London-traded Brent crude, the global benchmark for oil, was down 32 cents, or 0.3%, to $113.48, after a session peak of $116.22.
U.S. crude oil inventories fell over the past two weeks combined, the Energy Information Administration, or EIA, said on Wednesday as it released composite data for the period that showed a drop of 2.8 million barrels for the weeks ending June 17 and June 24th.
But any price optimism from the drop in crude inventories was offset by a build in petroleum product inventories announced by the EIA.
Inventories of gasoline and distillates both rose by 2.6 million barrels for the combined period, the EIA said.
Clouding the outlook for oil traders was US Gross Domestic Product, which contracted by 1.6% for the first quarter versus the 6.9% growth in the fourth quarter of last year, according to the Commerce Department. The department issues three GDP readings for each quarter. What was interesting about the first quarter is that each of the last estimates came in a percentage point lower than previously.

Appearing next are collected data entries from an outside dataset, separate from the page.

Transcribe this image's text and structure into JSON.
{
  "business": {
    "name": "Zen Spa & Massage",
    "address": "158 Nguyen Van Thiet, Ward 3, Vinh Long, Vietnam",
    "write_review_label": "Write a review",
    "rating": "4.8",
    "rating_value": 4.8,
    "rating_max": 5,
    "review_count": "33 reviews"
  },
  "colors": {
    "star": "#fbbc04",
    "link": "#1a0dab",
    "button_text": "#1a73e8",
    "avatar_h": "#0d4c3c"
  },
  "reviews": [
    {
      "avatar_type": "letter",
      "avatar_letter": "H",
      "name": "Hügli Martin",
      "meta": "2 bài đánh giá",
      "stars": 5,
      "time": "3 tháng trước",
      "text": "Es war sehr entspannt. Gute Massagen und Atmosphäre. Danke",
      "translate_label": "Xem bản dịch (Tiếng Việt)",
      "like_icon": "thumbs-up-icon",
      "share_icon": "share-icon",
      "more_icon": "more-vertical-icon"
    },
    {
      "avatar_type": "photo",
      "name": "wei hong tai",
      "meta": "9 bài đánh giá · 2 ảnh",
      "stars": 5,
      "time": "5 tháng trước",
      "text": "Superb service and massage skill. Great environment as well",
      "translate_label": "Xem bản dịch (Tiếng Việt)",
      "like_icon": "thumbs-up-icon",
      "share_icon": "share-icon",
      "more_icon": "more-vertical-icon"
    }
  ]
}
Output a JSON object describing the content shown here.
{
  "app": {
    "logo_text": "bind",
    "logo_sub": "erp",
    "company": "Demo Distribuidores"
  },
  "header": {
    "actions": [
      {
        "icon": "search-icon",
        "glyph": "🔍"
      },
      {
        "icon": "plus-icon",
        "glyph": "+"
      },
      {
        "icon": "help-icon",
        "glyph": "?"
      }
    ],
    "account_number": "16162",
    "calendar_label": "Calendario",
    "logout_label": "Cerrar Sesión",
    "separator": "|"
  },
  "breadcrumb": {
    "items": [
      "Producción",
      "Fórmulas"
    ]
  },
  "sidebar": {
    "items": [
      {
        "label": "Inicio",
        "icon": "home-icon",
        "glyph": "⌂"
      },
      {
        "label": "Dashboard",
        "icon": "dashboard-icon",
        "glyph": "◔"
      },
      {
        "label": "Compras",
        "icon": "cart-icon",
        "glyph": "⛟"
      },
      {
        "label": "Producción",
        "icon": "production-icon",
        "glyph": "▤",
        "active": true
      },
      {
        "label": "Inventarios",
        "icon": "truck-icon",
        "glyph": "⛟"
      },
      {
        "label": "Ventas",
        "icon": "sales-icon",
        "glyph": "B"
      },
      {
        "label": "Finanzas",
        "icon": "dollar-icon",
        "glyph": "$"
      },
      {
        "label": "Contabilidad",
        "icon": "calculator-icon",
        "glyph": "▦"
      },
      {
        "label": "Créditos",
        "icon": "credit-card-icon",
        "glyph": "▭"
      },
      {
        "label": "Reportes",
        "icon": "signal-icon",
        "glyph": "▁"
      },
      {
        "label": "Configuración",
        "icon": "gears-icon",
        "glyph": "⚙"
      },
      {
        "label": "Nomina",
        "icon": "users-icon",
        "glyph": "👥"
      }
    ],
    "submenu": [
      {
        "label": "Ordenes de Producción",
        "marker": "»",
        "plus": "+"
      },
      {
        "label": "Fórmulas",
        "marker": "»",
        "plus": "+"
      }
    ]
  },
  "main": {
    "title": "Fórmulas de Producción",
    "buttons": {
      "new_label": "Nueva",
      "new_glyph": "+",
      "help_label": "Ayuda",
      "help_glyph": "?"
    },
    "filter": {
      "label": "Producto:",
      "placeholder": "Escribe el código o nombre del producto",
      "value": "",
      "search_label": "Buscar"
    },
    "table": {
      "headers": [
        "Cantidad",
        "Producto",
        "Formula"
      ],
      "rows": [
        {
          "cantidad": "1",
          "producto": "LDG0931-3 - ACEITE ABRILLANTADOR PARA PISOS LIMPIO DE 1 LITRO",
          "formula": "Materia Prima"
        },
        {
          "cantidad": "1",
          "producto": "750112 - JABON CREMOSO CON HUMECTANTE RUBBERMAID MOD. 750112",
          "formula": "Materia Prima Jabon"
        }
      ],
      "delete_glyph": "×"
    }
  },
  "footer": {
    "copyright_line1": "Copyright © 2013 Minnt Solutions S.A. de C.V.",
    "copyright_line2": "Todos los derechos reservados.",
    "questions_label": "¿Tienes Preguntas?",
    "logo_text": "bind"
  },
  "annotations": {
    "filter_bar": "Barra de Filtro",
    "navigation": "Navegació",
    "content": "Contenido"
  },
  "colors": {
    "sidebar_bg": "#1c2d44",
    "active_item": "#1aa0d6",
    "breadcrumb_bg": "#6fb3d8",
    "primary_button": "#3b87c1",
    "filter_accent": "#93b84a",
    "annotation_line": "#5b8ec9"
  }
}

The GDP reading reinforced market expectations that the United States was headed for a recession. With the 1.6% contraction in the first quarter, the economy will technically slip into a recession if it does not return to positive growth by the end of the second quarter, which ends Thursday.
Federal Reserve Chair Jerome Powell proved to be no help either.
Speaking on Wednesday at a European Central Bank event live-streamed from Portugal, Powell said the Fed was running against the clock to beat inflation. The central bank had no choice but to keep raising interest rates to achieve this, although there is no guarantee that it can provide a soft landing for the economy, Powell said.
“Is there a risk we would go too far [with rate hikes]?” Powell said. “Certainly there’s a risk. The bigger mistake to make —let’s put it that way — would be to fail to restore price stability.”
Many economists say the Fed left “rates too low for too long” and its catch-up now could unravel the recovery made since last year from the coronavirus pandemic. The Fed kept rates at between zero and 0.25% for two years during the pandemic, and only raised them this year in March. It has since brought key lending rates to between 1.5% and 1.75%. The central bank has said it will continue with rate hikes until inflation, running at 40-year highs of more than 8% per annum, returns to its target of 2% per year.
Beyond all was Thursday’s impending monthly announcement of OPEC+ production.
Members of the Organization of the Petroleum Exporting Countries and their allies including Russia, have already said they will put out 50% more oil in July than in June.
But the 23-nation alliance, led by Saudi Arabia and supported by Russia, is also up more than 250% in its compliance with production cuts, according to an internal report seen by Reuters.
OPEC+ has consequently trimmed its projected 2022 oil market surplus to 1 million barrels per day from a previous estimate of 1.4 million, according to the report.